Connor, aka ‘Tattooed Gentleman’ from Killingham bashfully agrees to be photographed with ink on display next to his Scania while local girls swoon. Matt Cherry and Stu Mann are at their 15th ’fest, displaying a beautiful 1945 car transporter. More than once, I’m reprimanded for referring to a truck as ‘it’ instead of ‘she’.
If you’ve been to car shows you’ll have spotted they can get a bit tribal. Built vs bought. Original against restored. The car world’s a broad church, but sometimes the congregation aren’t singing from the same hymn sheet. Truckfest isn’t like that. Everyone’s united. Trucks are noble. They’re art, self-expression, livelihood, family.
And matchmaker. Ogling a truck emblazoned in depictions of Emilia Clarke’s Queen Daenerys Stormborn, Mick Griffiths introduces me to wife Mel to take up their origin story. “We met while hauling for the same paper waste firm,” she smiles. “We’ve been together 20 years, married for 17.”
Mick sensibly noted his good lady wife is the boss – she chose the striking airbrush treatment. “All of my trucks have been DAFs, so I name them something beginning with ‘D’,” explains Mel. “We both love Game of Thrones, so it had to be the Mother of Dragons.” Is it just me, or do her eyes swim with as much adoration for her HGV as her husband?
We meet the Keedwells: Dee, daughter Ellie and grandson Jasper, three weeks old and sleeping through his first Truckfest. Their family of vintage and contemporary trucks swept 27 awards last year. Judges are busy commending today’s entries, looking chiefly for cleanliness, noting age, mileage and any damage. There are classes for working and custom trucks, for vintage and classic entries and even for paintjobs alone – 850 will be shortlisted, whittled down to 80, before wins are declared.

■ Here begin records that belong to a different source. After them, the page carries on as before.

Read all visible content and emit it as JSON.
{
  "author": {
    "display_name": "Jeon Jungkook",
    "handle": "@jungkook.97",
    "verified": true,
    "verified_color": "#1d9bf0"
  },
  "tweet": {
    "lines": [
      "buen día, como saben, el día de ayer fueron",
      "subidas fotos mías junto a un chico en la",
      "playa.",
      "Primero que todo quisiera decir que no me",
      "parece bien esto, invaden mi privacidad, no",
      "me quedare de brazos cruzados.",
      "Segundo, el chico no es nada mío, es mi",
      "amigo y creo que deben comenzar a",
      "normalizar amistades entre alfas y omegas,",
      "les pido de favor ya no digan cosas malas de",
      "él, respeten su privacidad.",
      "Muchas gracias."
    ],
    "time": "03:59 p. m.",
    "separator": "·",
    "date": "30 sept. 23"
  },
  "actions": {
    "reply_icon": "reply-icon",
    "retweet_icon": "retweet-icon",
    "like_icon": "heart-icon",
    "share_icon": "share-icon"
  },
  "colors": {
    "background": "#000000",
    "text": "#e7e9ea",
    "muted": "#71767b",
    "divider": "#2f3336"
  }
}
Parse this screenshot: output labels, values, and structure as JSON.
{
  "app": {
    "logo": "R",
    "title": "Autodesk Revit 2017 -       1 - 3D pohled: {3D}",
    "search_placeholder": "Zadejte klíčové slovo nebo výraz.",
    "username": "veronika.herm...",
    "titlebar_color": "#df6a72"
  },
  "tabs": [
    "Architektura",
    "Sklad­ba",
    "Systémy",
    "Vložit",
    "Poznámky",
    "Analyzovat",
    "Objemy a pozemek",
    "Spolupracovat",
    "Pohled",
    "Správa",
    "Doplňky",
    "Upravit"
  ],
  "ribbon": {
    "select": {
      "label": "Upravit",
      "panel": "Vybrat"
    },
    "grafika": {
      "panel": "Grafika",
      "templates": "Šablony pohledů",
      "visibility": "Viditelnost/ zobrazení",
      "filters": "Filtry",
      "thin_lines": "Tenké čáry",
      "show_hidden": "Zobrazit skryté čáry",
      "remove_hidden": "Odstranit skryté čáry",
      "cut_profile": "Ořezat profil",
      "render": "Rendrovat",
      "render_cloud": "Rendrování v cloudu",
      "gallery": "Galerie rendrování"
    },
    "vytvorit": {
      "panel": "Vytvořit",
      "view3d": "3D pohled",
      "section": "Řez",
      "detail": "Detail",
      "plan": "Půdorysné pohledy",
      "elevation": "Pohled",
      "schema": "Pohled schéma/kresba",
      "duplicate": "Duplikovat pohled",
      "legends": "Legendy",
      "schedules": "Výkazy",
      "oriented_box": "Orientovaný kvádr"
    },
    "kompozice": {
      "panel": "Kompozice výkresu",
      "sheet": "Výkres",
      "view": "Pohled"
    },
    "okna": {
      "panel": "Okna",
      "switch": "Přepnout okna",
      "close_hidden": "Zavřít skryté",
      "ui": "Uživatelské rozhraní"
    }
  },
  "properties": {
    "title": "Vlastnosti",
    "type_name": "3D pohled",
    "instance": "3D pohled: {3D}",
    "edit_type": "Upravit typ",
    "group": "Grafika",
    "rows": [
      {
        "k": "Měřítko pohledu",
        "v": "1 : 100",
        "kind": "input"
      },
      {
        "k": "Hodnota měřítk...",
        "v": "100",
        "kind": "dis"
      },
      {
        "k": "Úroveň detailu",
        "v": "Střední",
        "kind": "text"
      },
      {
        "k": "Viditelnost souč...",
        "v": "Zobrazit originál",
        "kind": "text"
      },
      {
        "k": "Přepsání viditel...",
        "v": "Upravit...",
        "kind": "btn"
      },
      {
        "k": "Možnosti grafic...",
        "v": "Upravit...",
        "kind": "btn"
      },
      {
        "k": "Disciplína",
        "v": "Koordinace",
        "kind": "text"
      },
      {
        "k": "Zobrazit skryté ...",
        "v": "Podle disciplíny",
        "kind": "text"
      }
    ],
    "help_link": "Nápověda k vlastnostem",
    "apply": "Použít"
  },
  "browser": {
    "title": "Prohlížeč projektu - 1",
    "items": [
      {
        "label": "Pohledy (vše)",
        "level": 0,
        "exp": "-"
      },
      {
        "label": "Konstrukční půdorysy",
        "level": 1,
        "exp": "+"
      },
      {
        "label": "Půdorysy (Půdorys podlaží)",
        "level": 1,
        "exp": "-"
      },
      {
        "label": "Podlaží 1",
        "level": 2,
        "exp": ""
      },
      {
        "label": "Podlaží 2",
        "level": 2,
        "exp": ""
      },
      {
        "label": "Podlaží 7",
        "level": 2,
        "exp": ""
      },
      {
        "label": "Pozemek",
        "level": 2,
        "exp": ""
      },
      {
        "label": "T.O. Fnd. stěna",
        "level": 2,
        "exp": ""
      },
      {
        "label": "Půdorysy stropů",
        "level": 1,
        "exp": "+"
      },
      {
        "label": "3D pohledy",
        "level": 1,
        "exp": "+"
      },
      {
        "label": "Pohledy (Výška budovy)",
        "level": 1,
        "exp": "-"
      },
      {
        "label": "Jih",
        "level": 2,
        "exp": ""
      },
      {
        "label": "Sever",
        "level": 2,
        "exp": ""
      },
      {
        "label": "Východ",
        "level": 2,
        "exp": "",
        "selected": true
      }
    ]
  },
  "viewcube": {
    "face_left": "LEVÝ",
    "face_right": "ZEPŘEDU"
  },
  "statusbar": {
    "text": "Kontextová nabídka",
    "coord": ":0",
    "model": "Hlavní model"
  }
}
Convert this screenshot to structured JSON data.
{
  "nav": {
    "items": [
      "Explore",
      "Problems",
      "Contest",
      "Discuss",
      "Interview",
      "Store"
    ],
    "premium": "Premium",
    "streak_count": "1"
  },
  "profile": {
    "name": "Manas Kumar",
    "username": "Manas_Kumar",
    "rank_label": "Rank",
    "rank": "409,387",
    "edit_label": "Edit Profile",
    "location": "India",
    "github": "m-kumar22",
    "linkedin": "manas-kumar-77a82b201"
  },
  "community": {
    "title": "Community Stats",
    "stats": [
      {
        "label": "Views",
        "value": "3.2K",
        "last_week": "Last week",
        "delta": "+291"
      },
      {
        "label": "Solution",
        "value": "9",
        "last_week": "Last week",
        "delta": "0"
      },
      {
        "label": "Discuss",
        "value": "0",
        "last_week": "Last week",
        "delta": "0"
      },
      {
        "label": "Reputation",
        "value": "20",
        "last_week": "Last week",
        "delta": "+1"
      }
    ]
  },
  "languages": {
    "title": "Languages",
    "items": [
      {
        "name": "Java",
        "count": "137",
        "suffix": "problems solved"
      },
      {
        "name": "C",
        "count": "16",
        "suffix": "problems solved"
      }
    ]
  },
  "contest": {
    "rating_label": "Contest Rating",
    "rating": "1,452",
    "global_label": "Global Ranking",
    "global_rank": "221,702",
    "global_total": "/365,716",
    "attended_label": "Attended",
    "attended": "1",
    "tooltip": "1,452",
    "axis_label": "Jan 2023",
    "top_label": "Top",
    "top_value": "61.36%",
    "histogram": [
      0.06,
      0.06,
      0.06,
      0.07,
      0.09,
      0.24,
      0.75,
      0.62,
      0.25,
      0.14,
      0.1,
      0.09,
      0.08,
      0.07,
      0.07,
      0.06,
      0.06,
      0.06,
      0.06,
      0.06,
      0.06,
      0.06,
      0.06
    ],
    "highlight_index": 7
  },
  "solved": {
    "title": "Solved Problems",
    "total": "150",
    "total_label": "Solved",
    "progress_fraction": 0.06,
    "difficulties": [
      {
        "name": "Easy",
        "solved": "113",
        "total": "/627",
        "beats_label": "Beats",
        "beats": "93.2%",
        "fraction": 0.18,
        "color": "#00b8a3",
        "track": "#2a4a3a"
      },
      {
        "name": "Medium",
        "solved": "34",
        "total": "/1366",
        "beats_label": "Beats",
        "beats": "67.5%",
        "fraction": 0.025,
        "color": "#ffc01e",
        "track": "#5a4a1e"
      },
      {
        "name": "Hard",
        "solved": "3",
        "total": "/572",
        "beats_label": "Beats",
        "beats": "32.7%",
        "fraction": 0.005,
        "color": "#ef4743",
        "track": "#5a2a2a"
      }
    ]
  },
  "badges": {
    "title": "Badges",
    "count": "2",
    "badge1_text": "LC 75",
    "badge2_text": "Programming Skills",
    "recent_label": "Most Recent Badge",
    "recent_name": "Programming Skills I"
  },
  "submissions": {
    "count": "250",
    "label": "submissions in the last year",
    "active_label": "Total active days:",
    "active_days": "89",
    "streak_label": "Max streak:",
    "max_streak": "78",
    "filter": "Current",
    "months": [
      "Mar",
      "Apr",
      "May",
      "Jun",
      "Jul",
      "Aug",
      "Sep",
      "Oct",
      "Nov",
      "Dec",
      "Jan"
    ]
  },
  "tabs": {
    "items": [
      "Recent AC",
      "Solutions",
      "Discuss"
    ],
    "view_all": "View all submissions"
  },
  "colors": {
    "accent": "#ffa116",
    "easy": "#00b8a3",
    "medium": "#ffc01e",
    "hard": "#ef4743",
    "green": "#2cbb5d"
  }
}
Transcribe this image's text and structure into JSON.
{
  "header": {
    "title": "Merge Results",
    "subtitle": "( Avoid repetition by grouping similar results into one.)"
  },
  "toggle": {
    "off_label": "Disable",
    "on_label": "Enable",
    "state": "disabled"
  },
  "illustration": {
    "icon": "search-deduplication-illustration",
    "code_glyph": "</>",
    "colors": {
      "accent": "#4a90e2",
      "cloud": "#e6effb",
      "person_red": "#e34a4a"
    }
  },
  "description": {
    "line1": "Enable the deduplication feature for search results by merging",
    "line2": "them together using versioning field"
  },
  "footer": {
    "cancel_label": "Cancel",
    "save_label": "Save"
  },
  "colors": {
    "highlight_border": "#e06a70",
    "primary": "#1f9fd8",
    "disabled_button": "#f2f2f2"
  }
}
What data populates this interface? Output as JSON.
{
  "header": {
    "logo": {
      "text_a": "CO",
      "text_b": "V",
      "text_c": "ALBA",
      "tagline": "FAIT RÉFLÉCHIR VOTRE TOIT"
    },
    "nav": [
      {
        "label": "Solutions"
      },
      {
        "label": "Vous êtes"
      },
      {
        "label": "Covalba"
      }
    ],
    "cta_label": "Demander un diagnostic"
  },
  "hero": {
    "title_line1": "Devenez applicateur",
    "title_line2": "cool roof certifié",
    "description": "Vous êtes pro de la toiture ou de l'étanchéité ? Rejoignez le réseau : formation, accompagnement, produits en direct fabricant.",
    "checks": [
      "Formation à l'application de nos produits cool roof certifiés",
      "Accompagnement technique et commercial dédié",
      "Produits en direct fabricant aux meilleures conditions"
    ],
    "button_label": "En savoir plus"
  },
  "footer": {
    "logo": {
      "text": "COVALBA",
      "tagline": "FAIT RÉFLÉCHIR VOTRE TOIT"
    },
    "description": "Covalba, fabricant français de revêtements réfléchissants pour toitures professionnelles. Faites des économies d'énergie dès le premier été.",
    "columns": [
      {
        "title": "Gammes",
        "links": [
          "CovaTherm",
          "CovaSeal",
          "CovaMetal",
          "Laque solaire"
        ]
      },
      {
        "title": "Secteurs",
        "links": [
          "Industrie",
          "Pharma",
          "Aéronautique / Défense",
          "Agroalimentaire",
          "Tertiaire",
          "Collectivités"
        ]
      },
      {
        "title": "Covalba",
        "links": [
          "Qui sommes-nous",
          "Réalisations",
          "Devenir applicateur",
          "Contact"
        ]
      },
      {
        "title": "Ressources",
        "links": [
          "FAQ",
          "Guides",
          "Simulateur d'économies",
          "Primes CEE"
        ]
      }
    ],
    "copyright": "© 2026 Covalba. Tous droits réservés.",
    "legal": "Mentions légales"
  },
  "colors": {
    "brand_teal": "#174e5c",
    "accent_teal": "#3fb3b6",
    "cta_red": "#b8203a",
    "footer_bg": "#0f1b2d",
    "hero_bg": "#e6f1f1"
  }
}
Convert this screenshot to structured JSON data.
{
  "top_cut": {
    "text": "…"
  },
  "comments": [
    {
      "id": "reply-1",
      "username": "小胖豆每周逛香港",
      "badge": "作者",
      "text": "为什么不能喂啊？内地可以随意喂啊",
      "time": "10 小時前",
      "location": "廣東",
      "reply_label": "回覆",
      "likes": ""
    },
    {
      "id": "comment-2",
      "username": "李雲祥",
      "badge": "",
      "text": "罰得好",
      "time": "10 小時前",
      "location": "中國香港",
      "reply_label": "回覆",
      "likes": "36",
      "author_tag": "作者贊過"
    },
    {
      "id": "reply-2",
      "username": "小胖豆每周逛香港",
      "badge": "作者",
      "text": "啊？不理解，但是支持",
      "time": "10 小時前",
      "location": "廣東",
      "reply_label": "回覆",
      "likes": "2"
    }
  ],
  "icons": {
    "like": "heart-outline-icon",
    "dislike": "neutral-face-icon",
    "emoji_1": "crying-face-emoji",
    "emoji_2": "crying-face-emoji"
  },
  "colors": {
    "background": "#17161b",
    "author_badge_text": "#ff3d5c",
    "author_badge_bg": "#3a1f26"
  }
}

Across the park, the Hennessey is mobbed, but I’m glad it hasn’t stolen the show from the people for whom trucking is a way of life. We were all screwed last year when there weren’t enough truckers – maybe you ran short of fuel or saw supermarket shelves empty?
I’ll admit to having lived near Truckfest’s home venue for years, seen the signs go up every spring and never bothered to attend, sniffily presuming it wasn’t a scene I’d be interested – or welcome – in. How wrong was I? Thank you to the truckers. Without you, we quite literally wouldn’t be here today.